The metatarsal bones of the foot are particularly susceptible to stress fracture owing to the high strains they experience during the stance phase of running. Shoe cushioning and stride length reduction represent two potential interventions to decrease metatarsal strain and thus stress fracture risk.

Methods:

Fourteen male recreational runners ran overground at a 5-km pace while motion capture and plantar pressure data were collected during four experimental conditions: traditional shoe at preferred and 90% preferred stride length, and minimalist shoe at preferred and 90% preferred stride length. Combined musculoskeletal – finite element modeling based on motion analysis and computed tomography data were used to quantify metatarsal strains and the probability of failure was determined using stress-life predictions.

Findings:

No significant interactions between footwear and stride length were observed. Running in minimalist shoes increased strains for all metatarsals by 28.7% (SD 6.4%; p < 0.001) and probability of failure for metatarsals 2–4 by 17.3% (SD 14.3%; p ≤ 0.005).
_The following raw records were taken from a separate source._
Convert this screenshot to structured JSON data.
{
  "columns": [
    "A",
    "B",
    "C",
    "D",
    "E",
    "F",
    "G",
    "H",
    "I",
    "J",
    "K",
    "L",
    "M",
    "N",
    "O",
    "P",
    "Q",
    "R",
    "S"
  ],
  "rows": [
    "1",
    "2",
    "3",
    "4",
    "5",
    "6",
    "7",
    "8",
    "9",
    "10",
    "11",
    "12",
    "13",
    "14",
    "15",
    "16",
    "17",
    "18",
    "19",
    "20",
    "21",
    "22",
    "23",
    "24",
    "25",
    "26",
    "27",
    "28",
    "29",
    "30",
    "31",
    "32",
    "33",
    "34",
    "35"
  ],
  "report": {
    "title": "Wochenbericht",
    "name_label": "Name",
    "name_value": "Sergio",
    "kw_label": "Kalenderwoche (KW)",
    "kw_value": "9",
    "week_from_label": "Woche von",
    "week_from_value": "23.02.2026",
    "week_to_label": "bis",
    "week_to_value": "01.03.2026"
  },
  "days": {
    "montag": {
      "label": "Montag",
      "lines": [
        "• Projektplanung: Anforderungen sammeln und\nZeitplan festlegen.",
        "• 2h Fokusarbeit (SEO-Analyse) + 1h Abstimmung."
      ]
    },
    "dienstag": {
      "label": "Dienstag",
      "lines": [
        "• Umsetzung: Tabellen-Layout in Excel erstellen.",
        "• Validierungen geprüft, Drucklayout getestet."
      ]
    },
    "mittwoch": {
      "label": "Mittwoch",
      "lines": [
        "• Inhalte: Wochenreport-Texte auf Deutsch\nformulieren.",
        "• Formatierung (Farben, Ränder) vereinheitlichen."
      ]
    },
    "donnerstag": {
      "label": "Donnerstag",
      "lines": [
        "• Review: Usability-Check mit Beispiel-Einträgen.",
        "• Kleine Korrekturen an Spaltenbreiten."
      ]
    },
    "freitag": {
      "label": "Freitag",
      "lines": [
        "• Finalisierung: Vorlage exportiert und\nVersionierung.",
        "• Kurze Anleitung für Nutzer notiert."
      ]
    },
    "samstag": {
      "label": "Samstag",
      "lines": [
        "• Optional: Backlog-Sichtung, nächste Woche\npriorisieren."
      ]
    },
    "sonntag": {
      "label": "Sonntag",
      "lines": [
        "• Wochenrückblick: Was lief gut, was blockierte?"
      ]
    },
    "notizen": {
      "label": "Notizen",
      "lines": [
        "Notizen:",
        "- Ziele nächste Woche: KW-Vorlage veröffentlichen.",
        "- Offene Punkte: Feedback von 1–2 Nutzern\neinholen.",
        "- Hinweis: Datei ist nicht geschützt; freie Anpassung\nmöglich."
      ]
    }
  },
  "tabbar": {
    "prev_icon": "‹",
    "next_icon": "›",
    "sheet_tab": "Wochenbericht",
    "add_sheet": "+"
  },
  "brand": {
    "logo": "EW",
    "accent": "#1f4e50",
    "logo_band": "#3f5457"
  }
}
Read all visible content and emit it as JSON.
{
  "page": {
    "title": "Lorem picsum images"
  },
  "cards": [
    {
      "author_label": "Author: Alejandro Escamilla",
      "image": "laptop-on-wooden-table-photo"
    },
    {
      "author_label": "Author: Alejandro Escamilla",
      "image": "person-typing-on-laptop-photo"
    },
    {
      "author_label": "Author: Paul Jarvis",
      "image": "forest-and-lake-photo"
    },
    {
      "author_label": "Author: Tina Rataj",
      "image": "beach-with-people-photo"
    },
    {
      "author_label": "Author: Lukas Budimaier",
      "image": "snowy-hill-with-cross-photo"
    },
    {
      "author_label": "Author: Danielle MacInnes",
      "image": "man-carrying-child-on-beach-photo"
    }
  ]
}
Running at 90% preferred stride length decreased strains for metatarsal 4 by 4.2% (SD 2.0%; p ≤ 0.007), and no differences in probability of failure were observed.

Interpretations:

Significant increases in metatarsal strains and the probability of failure were observed for recreational runners acutely transitioning to minimalist shoes. Running with a 10% reduction in stride length did not appear to be a beneficial technique for reducing the risk of metatarsal stress fracture, however the increased number of loading cycles for a given distance was not detrimental either.